The pattern is thirty years old. The vault products are new. The architecture between them is a one-liner. ExecStartPre fetches. EnvironmentFile delivers. The application inherits. Three moving parts, all provided by the operating system, all battle-tested, all free. One does wonder what the Vault SDK's 47 transitive dependencies are doing that a shell script and tmpfs are not.

The Concession

Even Node.js conceded. Version 20.6.0 added --env-file as a built-in flag. No package required. The runtime spent a decade outsourcing a one-liner to a third-party dependency, then quietly shipped it itself. One imagines the commit message was written with a certain reluctance.

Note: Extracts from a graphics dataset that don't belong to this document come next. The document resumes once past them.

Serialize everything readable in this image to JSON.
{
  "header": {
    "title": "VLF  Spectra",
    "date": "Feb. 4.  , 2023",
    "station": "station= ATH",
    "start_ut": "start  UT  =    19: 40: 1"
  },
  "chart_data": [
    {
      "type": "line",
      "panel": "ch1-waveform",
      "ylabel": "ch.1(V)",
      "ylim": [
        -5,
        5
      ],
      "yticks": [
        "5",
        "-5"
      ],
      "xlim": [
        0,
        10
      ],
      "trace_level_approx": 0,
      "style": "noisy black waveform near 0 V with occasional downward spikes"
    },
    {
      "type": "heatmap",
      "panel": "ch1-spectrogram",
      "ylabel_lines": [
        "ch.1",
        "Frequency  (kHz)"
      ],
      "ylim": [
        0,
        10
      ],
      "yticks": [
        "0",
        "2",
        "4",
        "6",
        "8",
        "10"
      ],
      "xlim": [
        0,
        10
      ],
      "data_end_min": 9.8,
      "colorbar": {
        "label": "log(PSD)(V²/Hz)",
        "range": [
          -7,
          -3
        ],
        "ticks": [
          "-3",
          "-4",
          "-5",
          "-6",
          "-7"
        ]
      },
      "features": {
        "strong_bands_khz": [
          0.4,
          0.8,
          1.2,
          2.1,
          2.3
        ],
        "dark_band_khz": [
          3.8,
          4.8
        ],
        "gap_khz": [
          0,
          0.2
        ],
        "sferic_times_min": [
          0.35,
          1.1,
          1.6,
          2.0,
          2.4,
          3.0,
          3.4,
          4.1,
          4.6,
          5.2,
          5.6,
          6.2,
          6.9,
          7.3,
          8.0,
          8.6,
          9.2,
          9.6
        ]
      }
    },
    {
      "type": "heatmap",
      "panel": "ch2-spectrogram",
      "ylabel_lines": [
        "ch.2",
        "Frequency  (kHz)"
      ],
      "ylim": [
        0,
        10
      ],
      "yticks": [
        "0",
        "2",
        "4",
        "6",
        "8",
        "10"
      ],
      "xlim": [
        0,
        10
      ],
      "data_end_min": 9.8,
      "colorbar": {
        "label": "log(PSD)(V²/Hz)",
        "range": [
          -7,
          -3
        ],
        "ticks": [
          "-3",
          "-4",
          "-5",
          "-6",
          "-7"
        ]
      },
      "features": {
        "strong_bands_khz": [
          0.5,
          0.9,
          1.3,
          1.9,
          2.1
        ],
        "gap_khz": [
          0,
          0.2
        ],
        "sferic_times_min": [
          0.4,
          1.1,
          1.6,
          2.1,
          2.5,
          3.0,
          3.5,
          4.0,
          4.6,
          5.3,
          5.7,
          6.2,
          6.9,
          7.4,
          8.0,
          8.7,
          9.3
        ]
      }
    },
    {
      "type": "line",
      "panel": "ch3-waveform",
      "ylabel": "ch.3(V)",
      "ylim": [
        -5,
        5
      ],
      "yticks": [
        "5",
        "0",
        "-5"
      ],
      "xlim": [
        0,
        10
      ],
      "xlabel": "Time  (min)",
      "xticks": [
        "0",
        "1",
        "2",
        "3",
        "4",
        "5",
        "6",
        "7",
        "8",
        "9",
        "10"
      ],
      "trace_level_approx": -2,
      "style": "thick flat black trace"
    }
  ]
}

node --env-file=.env app.js

But the actual Unix answer is simpler still: your application should not know where its configuration comes from. The OS sets the environment. The process inherits it. That is the contract. It has worked since 1979. It works now. It will work when the npm registry is a historical curiosity and node_modules is studied by digital archaeologists as evidence of a civilisation that optimised for convenience over correctness.

If You Must

If you must use .env files, and sometimes local development genuinely benefits from them, then at minimum:

  • Never commit them. Ever. Not once. Not "just for testing." Not "it's only the staging key." Ever.
  • .gitignore is not optional. It is the first line of defence and the only one you have.
  • Rotate credentials the moment they touch Git history. git rm does not remove them from history. They are there forever. Act accordingly.
  • Consider: if it needs a file, it needs /etc, not ./

107 million weekly downloads. For reading lines from a file.

Rather marvellous, that.

Unix has had environment variables since 1979. FreeBSD sets them per login class and per service. Linux sets them via /etc/environment and systemd EnvironmentFile. Node.js shipped --env-file natively in v20.6.0. dotenv has 107 million weekly downloads. GitHub detected 39 million leaked secrets in 2024. The .env file is a plaintext sticky note one .gitignore miss from publication.